> On Feb 27, 2020, at 3:41 AM, Noam Rosenthal <n...@webkit.org> wrote:
> 
> 
> 
> On Thu, Feb 27, 2020 at 12:46 PM Noam Rosenthal <n...@webkit.org 
> <mailto:n...@webkit.org>> wrote:
> 
> 
> On Thu, Feb 27, 2020 at 12:17 PM Yoav Weiss <y...@yoav.ws 
> <mailto:y...@yoav.ws>> wrote:
> 
> 
> On Wed, Feb 26, 2020 at 11:33 PM Ryosuke Niwa <rn...@webkit.org 
> <mailto:rn...@webkit.org>> wrote:
> 
> I don't think we should do that. For starters, Chrome's painting strategy 
> while loading a web page is very different from that of Safari / WebKit. We 
> would freeze the painting of the previous page at the moment a new navigation 
> is committed, and we wouldn't update the painting until the destination page 
> has a meaningful content in it. This is a very much different from Chrome's 
> model where the moment a new navigation is committed, Chrome will show a 
> blank page then start incrementally painting the page throughout the 
> navigation.
> Body background color is still painted before any contentful paint... Is this 
> a bug?
> Also, a web page might not have content at all (e.g. a bunch of divs with 
> bgcolors). Would webkit not render that web page at all? 
> 
> It seems like the code in FrameView does this:
>     // Ensure that we always fire visually non-empty milestone eventually.
>     if (finishedParsingMainDocument && frame().loader().isComplete())
>         return true;
> 
> I suggest splitting this to two milestones - the current one, that triggers 
> when the main document finished loading, and another one that only triggers 
> when content has actually been painted (which may never happen). I think this 
> would be a good split for first-paint/first-contentful-paint in WebKit.
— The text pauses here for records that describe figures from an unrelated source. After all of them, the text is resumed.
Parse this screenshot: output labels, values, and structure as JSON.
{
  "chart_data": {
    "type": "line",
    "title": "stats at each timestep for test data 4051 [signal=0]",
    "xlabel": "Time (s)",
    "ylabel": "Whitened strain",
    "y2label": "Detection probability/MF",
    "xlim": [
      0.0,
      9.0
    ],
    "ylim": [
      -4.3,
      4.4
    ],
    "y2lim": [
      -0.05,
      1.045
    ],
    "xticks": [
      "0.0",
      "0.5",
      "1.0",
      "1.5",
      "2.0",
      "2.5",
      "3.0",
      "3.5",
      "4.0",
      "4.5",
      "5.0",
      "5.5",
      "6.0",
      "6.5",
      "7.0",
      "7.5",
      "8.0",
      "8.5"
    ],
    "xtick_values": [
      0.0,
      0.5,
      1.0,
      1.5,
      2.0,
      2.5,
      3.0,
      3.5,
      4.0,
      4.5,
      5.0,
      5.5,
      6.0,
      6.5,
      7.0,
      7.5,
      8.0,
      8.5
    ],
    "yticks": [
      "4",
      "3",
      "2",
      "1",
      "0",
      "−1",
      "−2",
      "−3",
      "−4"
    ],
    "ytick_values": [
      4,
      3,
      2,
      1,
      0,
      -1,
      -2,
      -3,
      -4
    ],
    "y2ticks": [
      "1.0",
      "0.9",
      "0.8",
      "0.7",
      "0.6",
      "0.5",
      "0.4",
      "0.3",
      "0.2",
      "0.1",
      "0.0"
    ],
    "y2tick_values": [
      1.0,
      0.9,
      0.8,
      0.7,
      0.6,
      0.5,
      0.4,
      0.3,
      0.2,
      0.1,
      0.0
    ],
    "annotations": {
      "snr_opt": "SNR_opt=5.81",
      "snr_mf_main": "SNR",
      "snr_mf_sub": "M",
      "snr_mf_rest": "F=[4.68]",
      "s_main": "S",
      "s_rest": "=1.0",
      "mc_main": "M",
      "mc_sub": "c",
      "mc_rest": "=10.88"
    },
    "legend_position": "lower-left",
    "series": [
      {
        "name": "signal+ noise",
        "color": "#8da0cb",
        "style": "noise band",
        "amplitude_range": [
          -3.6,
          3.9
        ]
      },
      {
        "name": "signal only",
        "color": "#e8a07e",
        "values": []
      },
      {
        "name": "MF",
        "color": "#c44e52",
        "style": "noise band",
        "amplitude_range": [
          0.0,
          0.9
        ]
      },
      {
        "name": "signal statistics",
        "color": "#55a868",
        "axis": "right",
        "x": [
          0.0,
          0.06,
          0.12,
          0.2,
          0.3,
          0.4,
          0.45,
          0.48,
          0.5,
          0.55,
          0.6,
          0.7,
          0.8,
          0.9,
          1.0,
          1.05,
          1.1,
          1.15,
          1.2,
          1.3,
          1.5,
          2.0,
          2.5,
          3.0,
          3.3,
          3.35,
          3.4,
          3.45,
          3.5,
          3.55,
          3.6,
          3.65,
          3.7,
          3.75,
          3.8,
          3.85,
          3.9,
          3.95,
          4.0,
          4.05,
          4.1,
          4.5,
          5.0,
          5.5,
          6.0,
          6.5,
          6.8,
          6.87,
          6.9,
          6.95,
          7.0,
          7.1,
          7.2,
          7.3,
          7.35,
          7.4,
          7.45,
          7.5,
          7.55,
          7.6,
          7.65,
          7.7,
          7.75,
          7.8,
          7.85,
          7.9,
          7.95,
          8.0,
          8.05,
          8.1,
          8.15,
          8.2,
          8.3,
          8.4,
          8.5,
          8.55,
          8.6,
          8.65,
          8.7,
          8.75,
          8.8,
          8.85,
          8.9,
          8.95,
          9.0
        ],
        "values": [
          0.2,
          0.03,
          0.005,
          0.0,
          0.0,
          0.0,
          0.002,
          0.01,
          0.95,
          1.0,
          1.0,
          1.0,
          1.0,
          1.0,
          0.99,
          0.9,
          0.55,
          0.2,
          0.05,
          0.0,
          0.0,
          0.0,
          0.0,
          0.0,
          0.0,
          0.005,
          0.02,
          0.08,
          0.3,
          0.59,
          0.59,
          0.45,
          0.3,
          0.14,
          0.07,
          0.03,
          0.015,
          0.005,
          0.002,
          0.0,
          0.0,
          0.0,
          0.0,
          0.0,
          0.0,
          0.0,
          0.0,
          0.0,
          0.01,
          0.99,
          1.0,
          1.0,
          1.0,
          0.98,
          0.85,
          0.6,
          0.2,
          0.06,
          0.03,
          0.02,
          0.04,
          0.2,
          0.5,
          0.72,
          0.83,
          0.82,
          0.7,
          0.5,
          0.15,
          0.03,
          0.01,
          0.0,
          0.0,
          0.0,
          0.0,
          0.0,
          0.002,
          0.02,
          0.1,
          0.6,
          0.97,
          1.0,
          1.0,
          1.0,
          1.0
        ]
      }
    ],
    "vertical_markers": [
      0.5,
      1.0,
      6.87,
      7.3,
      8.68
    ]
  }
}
The first visually non-empty milestone almost always happens way before this 
point. The above is just a fallback to make sure we eventually hit this 
milestone. For example, if a document is totally blank even after loading the 
document and all subresources, we want to paint it instead of waiting forever.

The visually non-empty heuristic is elsewhere.

Note that WebKit would consider the paint triggered by the above fallback code 
to be both a first paint and “first visually non-empty paint” or “first 
meaningful paint”, which somewhat corresponds to Chrome’s notion of “first 
contentful paint”.

First paint can only happen earlier under even more unusual circumstances, I 
believe there is a timeout after which we will paint even if all we can paint 
is blank white or background color.

> 
> But let's take the specifics to Slack/bugzilla?

I think it would be good for you to talk to people who understand WebKit’s 
layout/paint milestones in detail before taking things to bugzilla. Ask on 
Slack, and I’ll point you to the right people.